Now, it’s not going to be easy, but we have a strong case. We have a strong campaign. And I’m so, so proud of all of you and all of the volunteers out there. As you know, we don’t have an opponent in the primary, yet our volunteers still made 20,000 phone calls just to get people to the polls, just to get people to exercise our constitutional right and duty to show how committed we are to keeping this seat and to changing our government this November. I am so, so grateful to you.
If we can do that for this Primary, I know what we can do in November. But it’s not going to be easy. Social distancing, which we will probably still be practicing through the fall because of all of the irresponsible decisions being made outside of New Jersey, is not conducive to the kind of campaign that we love to run with thousands of volunteers going out there knocking on doors. The other side can’t do that, so if we can’t do that, that’s a disadvantage. And as you know, this is an expensive campaign and I’m the only candidate in this race who will not accept a single penny from corporate PACS. I depend on people like you, on ordinary people who are in this because of conviction.

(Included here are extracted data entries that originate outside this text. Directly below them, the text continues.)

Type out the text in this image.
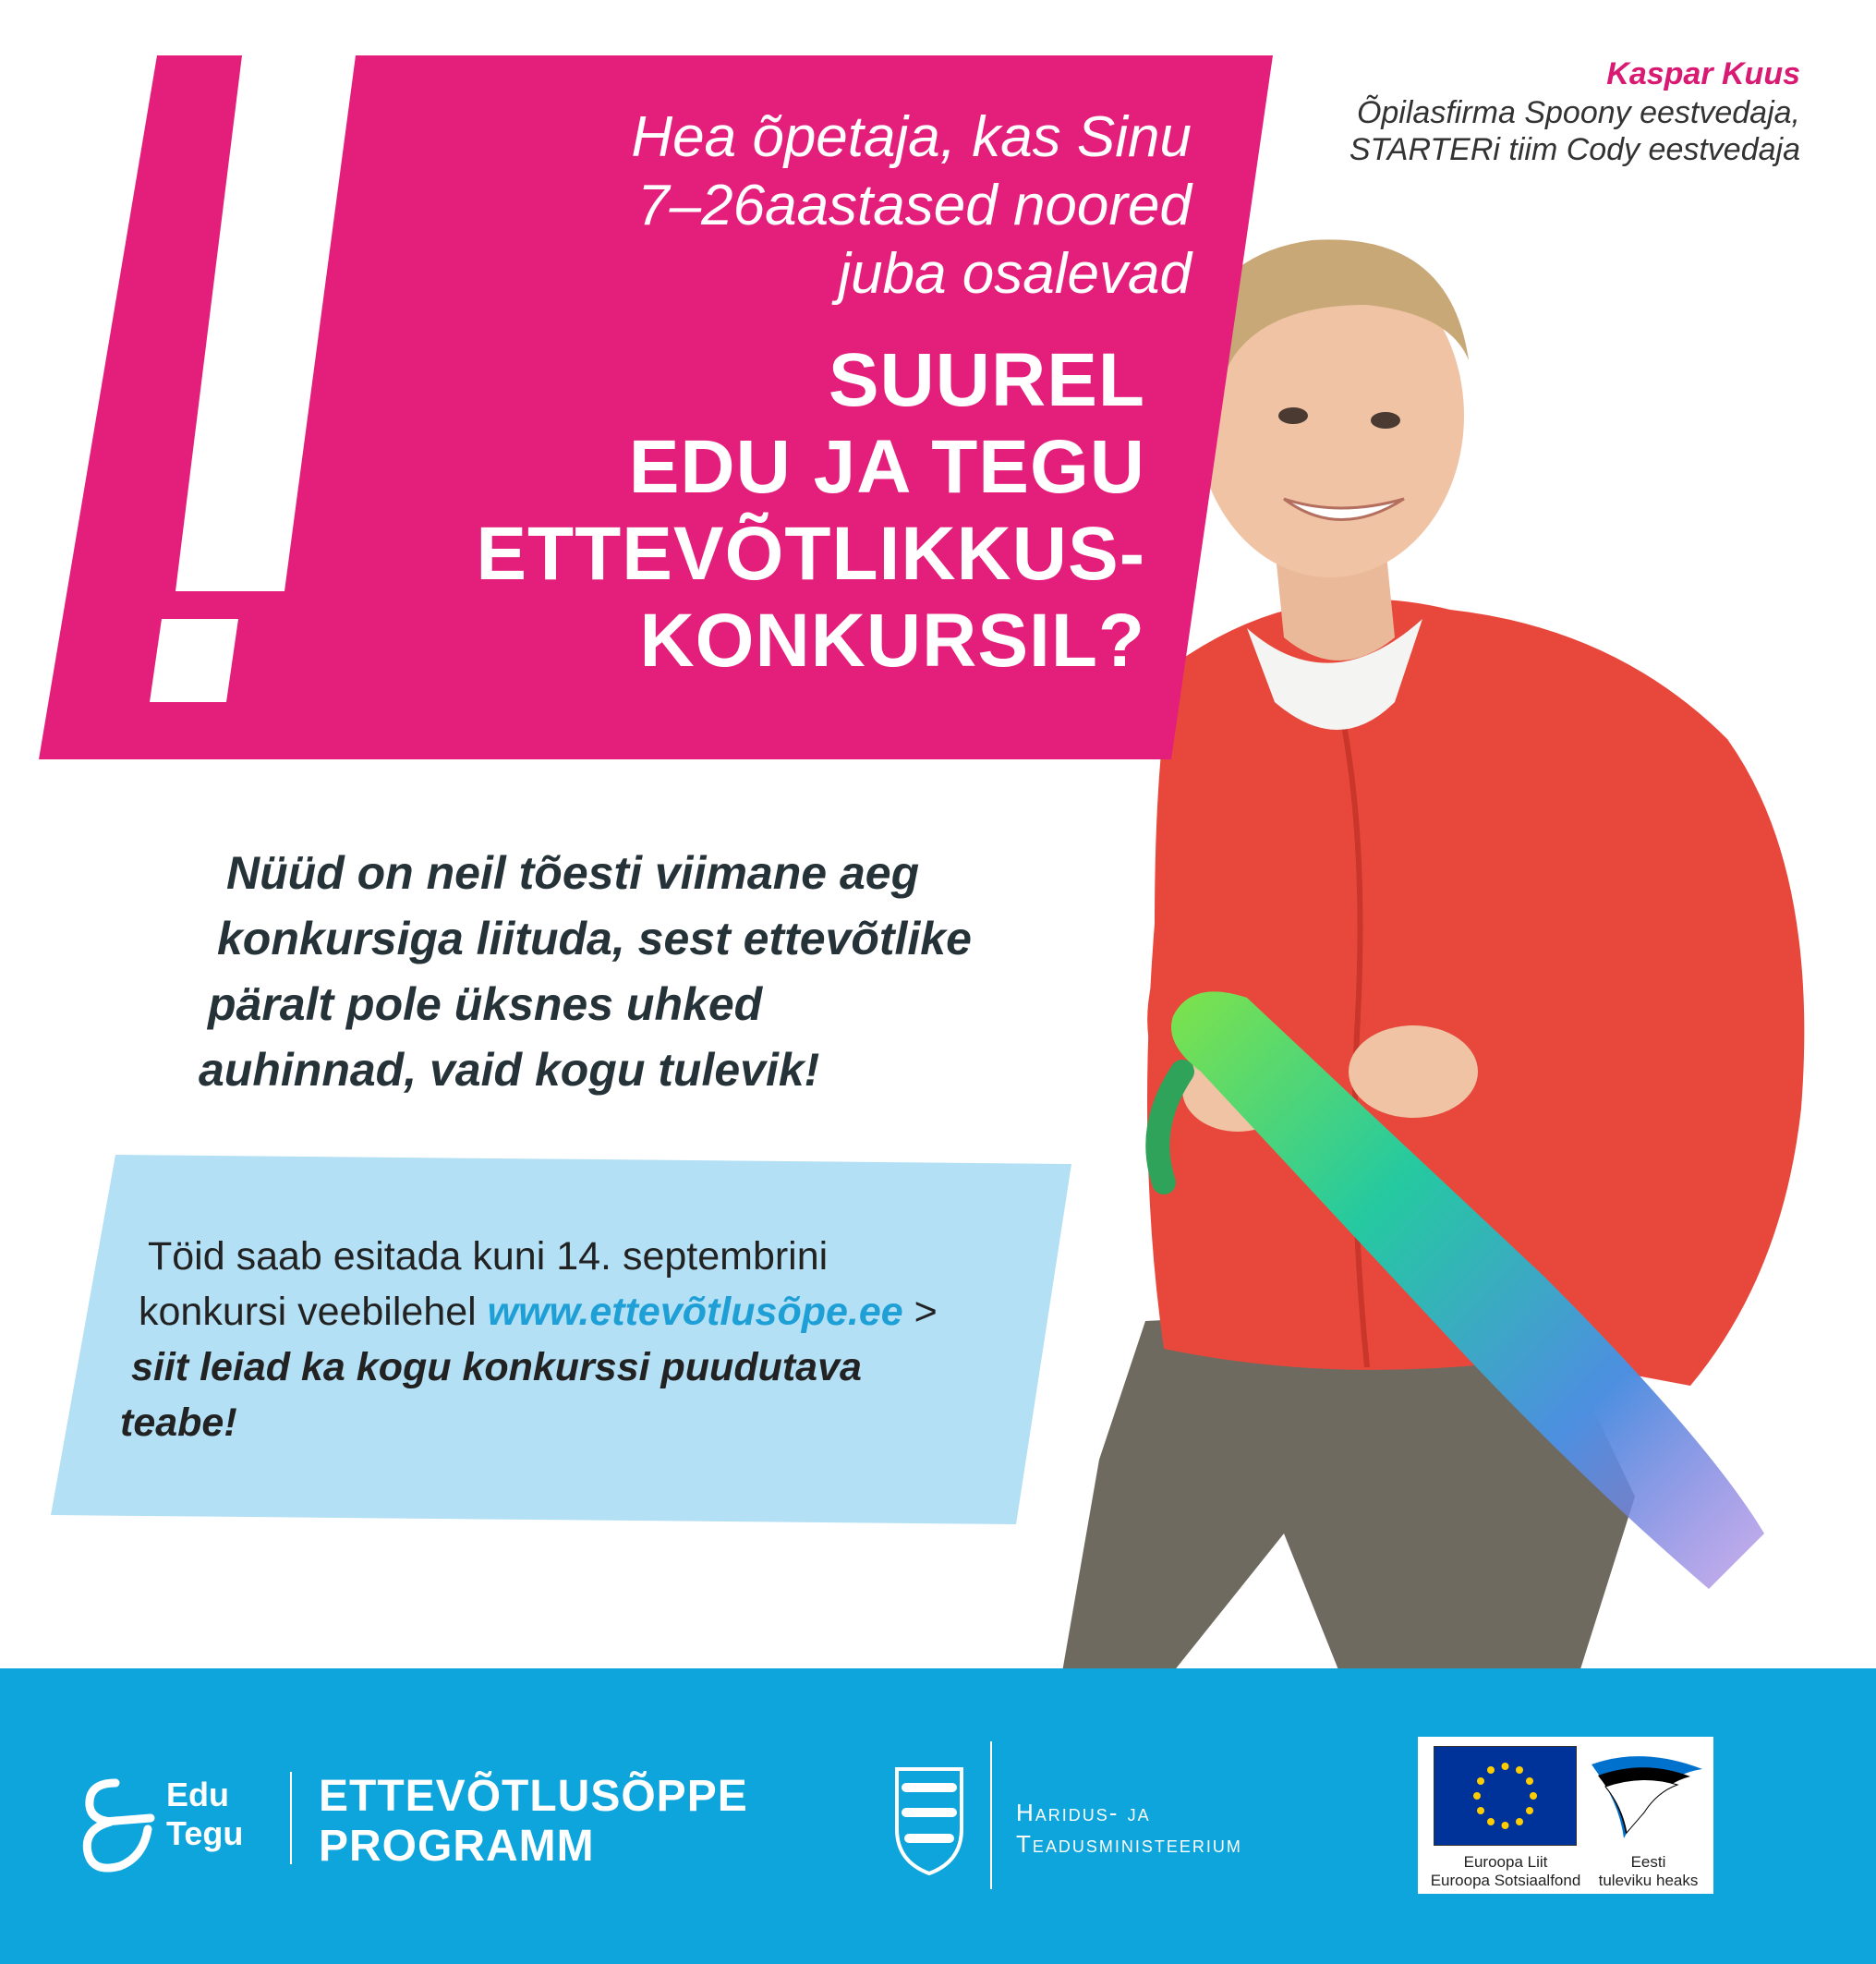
Hea õpetaja, kas Sinu
7–26aastased noored
juba osalevad
SUUREL
EDU JA TEGU
ETTEVÕTLIKKUS-
KONKURSIL?
Kaspar Kuus
Õpilasfirma Spoony eestvedaja,
STARTERi tiim Cody eestvedaja
Nüüd on neil tõesti viimane aeg
konkursiga liituda, sest ettevõtlike
päralt pole üksnes uhked
auhinnad, vaid kogu tulevik!
Töid saab esitada kuni 14. septembrini
konkursi veebilehel www.ettevõtlusõpe.ee >
siit leiad ka kogu konkurssi puudutava
teabe!
Edu
Tegu
ETTEVÕTLUSÕPPE
PROGRAMM
Haridus- ja
Teadusministeerium
Euroopa Liit
Euroopa Sotsiaalfond
Eesti
tuleviku heaks
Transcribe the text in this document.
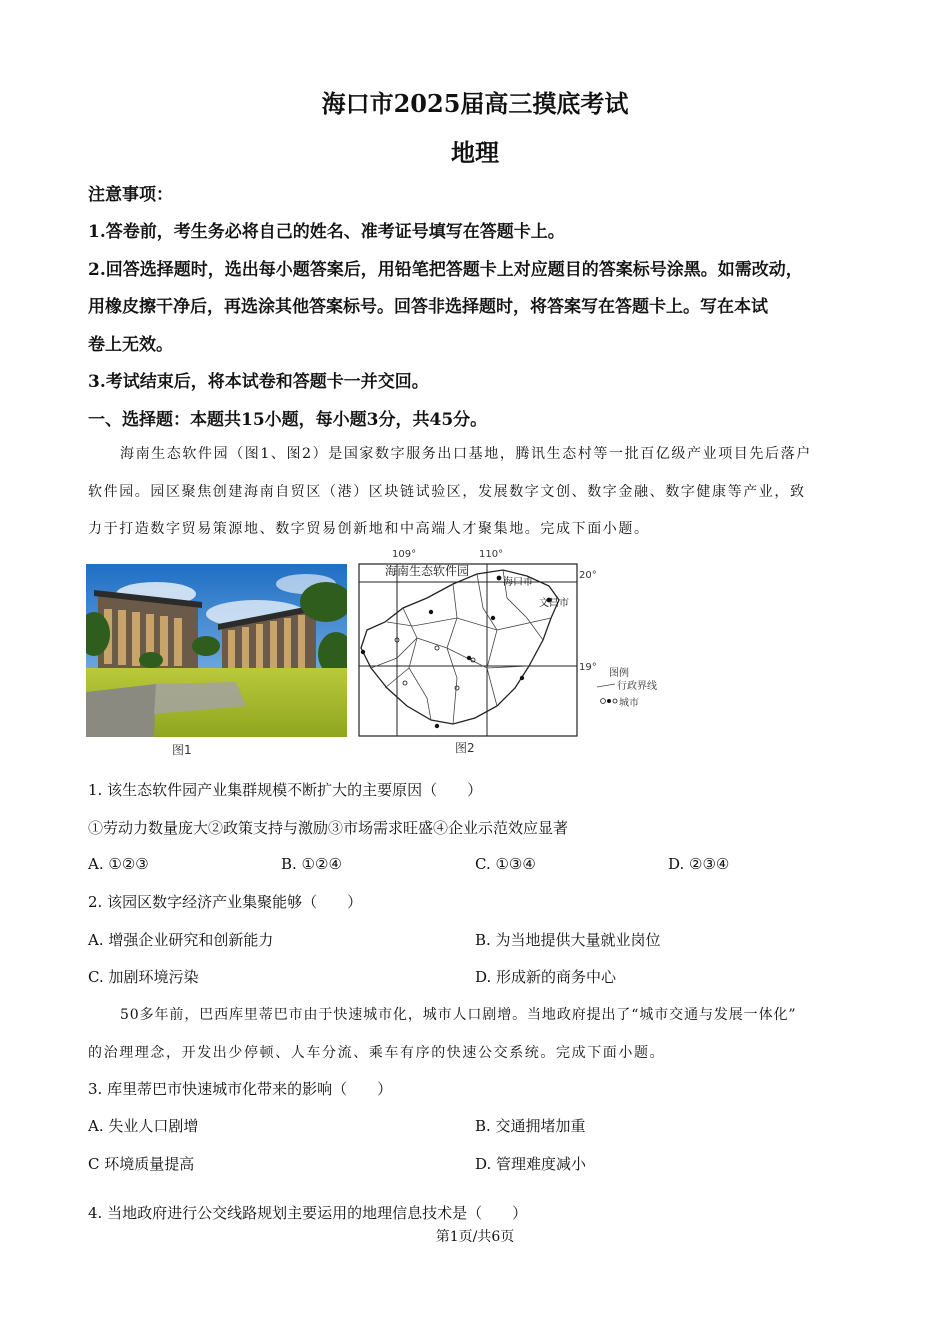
海口市2025届高三摸底考试
地理
注意事项：
1.答卷前，考生务必将自己的姓名、准考证号填写在答题卡上。
2.回答选择题时，选出每小题答案后，用铅笔把答题卡上对应题目的答案标号涂黑。如需改动，
用橡皮擦干净后，再选涂其他答案标号。回答非选择题时，将答案写在答题卡上。写在本试
卷上无效。
3.考试结束后，将本试卷和答题卡一并交回。
一、选择题：本题共15小题，每小题3分，共45分。
海南生态软件园（图1、图2）是国家数字服务出口基地，腾讯生态村等一批百亿级产业项目先后落户
软件园。园区聚焦创建海南自贸区（港）区块链试验区，发展数字文创、数字金融、数字健康等产业，致
力于打造数字贸易策源地、数字贸易创新地和中高端人才聚集地。完成下面小题。
图1
109°	110°
20°
19°
海南生态软件园
海口市
文昌市
图例
行政界线
城市
图2
1. 该生态软件园产业集群规模不断扩大的主要原因（　　）
①劳动力数量庞大②政策支持与激励③市场需求旺盛④企业示范效应显著
A. ①②③	B. ①②④	C. ①③④	D. ②③④
2. 该园区数字经济产业集聚能够（　　）
A. 增强企业研究和创新能力	B. 为当地提供大量就业岗位
C. 加剧环境污染	D. 形成新的商务中心
50多年前，巴西库里蒂巴市由于快速城市化，城市人口剧增。当地政府提出了“城市交通与发展一体化”
的治理理念，开发出少停顿、人车分流、乘车有序的快速公交系统。完成下面小题。
3. 库里蒂巴市快速城市化带来的影响（　　）
A. 失业人口剧增	B. 交通拥堵加重
C 环境质量提高	D. 管理难度减小
4. 当地政府进行公交线路规划主要运用的地理信息技术是（　　）
第1页/共6页
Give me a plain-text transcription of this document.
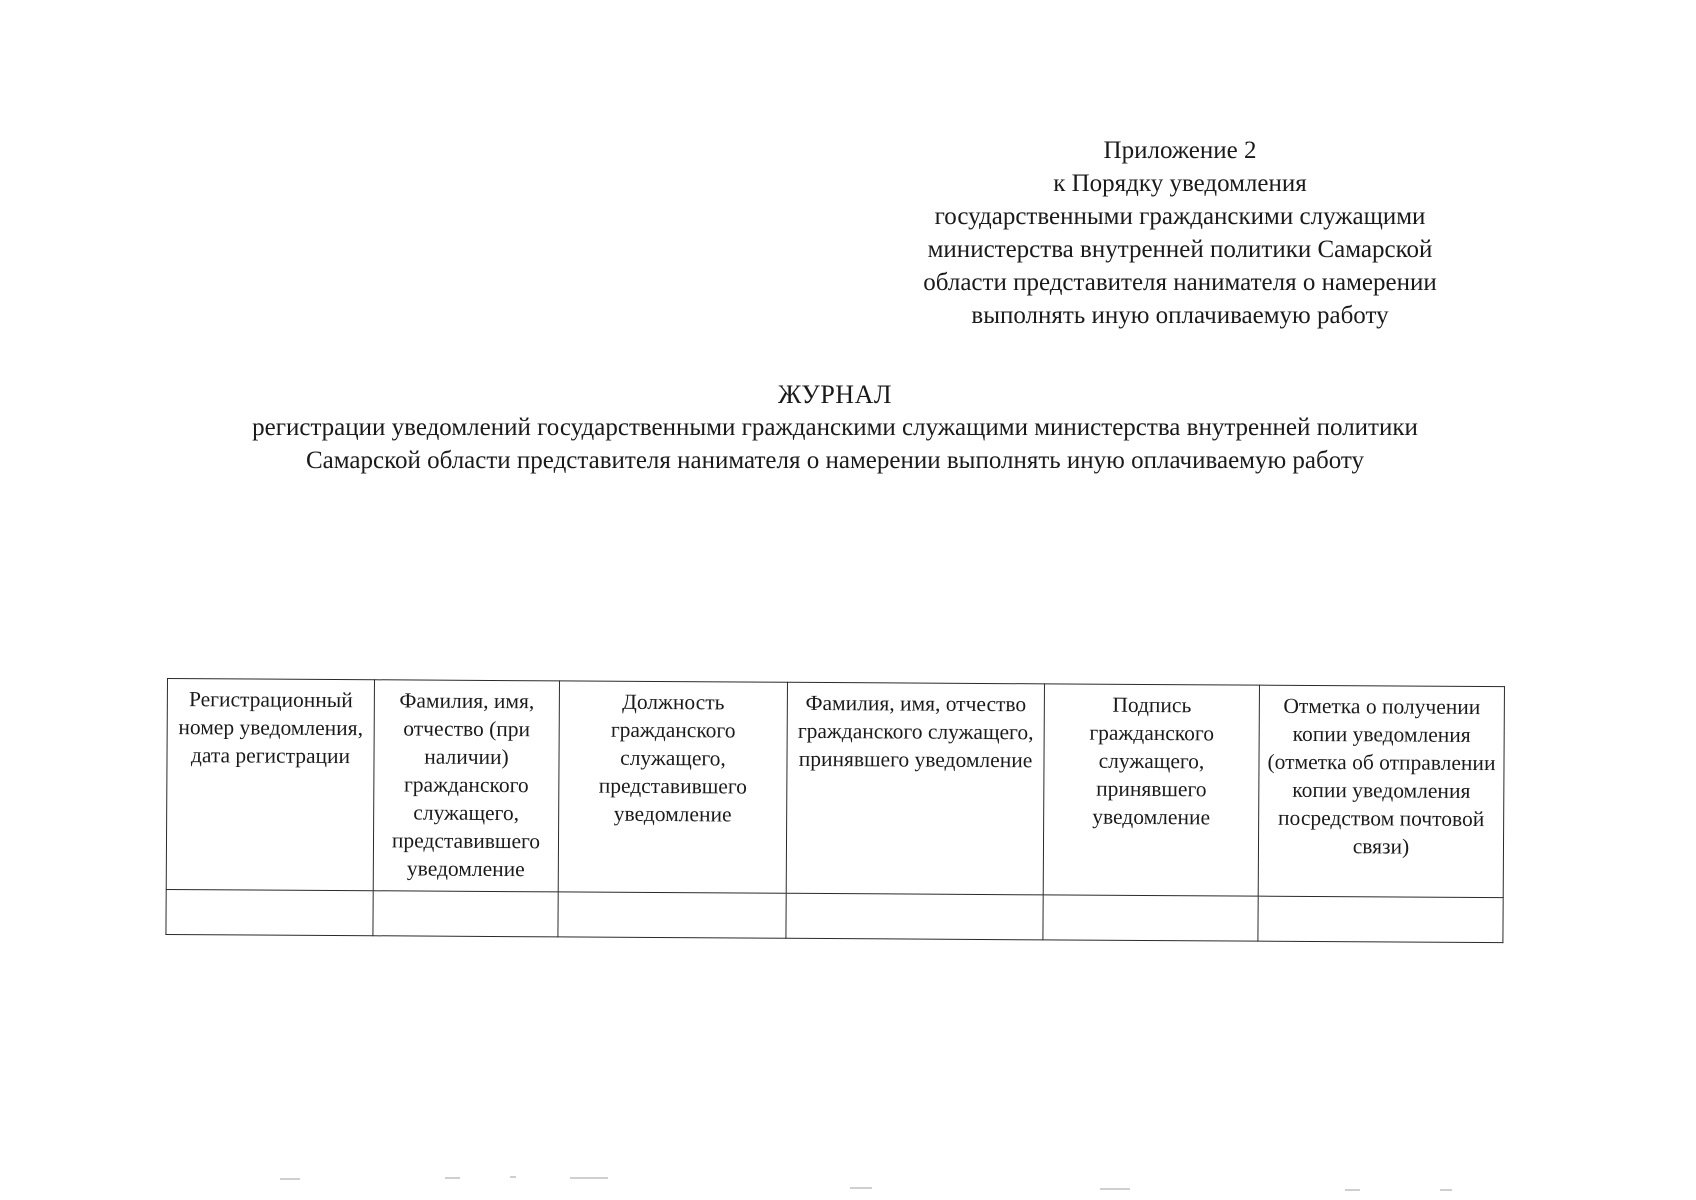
Приложение 2
к Порядку уведомления
государственными гражданскими служащими
министерства внутренней политики Самарской
области представителя нанимателя о намерении
выполнять иную оплачиваемую работу
ЖУРНАЛ
регистрации уведомлений государственными гражданскими служащими министерства внутренней политики
Самарской области представителя нанимателя о намерении выполнять иную оплачиваемую работу
Регистрационный номер уведомления, дата регистрации	Фамилия, имя, отчество (при наличии) гражданского служащего, представившего уведомление	Должность гражданского служащего, представившего уведомление	Фамилия, имя, отчество гражданского служащего, принявшего уведомление	Подпись гражданского служащего, принявшего уведомление	Отметка о получении копии уведомления (отметка об отправлении копии уведомления посредством почтовой связи)
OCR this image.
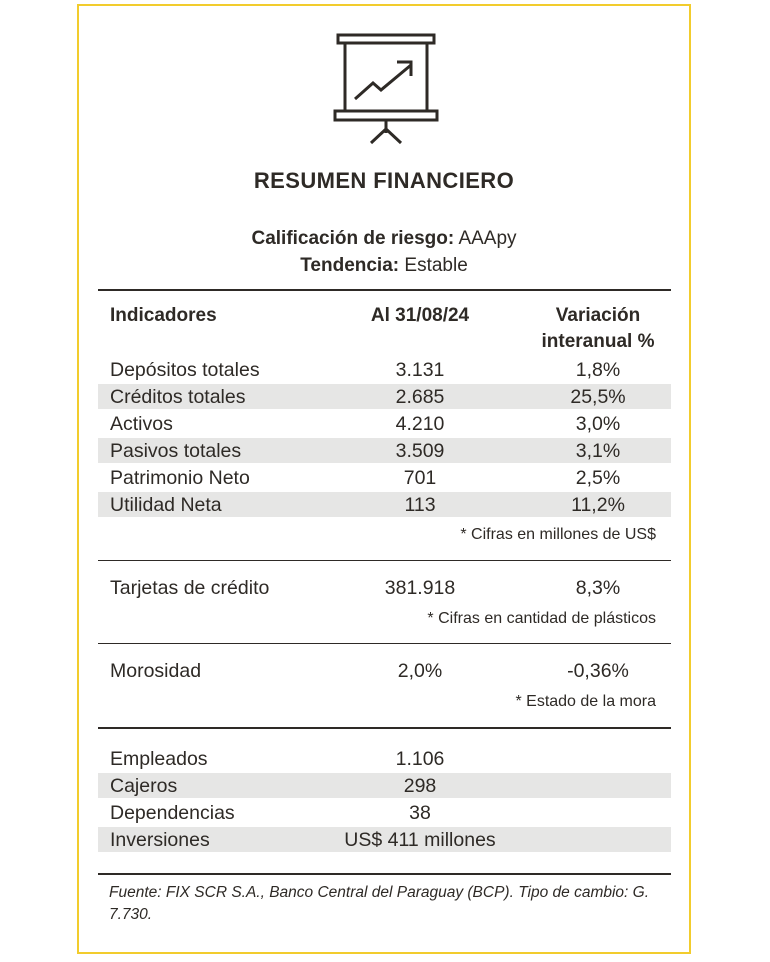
RESUMEN FINANCIERO
Calificación de riesgo: AAApy
Tendencia: Estable
Indicadores	Al 31/08/24	Variación
interanual %
Depósitos totales	3.131	1,8%
Créditos totales	2.685	25,5%
Activos	4.210	3,0%
Pasivos totales	3.509	3,1%
Patrimonio Neto	701	2,5%
Utilidad Neta	113	11,2%
* Cifras en millones de US$
Tarjetas de crédito	381.918	8,3%
* Cifras en cantidad de plásticos
Morosidad	2,0%	-0,36%
* Estado de la mora
Empleados	1.106
Cajeros	298
Dependencias	38
Inversiones	US$ 411 millones
Fuente: FIX SCR S.A., Banco Central del Paraguay (BCP). Tipo de cambio: G. 7.730.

But I’m still hopeful and I’m still confident. We heard the Governor mention the Black Lives Matter rally that we attended together in Westfield. I marched in five of those in the district at the height of those wonderful peaceful protests. And at every single one of them I saw young people pulling their parents along. They were passionate and some of them were angry, but when they got up to speak, there was one thing that broke through every single time from every one of those 15, 16, 17, 19, 20 year old young people. They said vote. You’re angry. You’re upset. You’re disappointed. Vote. It’s on you. It’s on us.
We are seeing, in the midst of all of the stuff that’s making us anxious, we’re seeing this extraordinary reawakening of civic responsibility in our country. Despite the voter suppression, despite coronavirus, overwhelming numbers of people are coming out to vote. Record numbers of people. Not to mention all the folks who are volunteering, who are running for office, who are civically engaged in ways that they weren’t before.
An overwhelming majority of us want to restore good sense and civility to this country. The overwhelming majority–Democrats and Republicans– in the coronavirus crisis want us to protect public health above all, whatever the president or whatever Fox News may say. So we should be hopeful because the American people are reminding us every single day they have not lost confidence and faith in American democracy and they are prepared to do what it takes to get it back.
We are one election away from being able to do that. One election away from restoring decency to this country. One election away from having competent, sane, principled leaders who will tell the truth, who will respect the law, who will put the country and the country’s interests ahead of themselves. One election away from not having to think about elections every single day, from not having to think about politics every single day, which I think the vast majority of us would love to be able to do.
I’m thankful, so thankful to all of you who are helping us get this far and for taking that enormous first step in 2018. We knew it would be just the first step. We knew it was the trial run for 2020. This is the test. We are ready. We will pass it thanks to you.”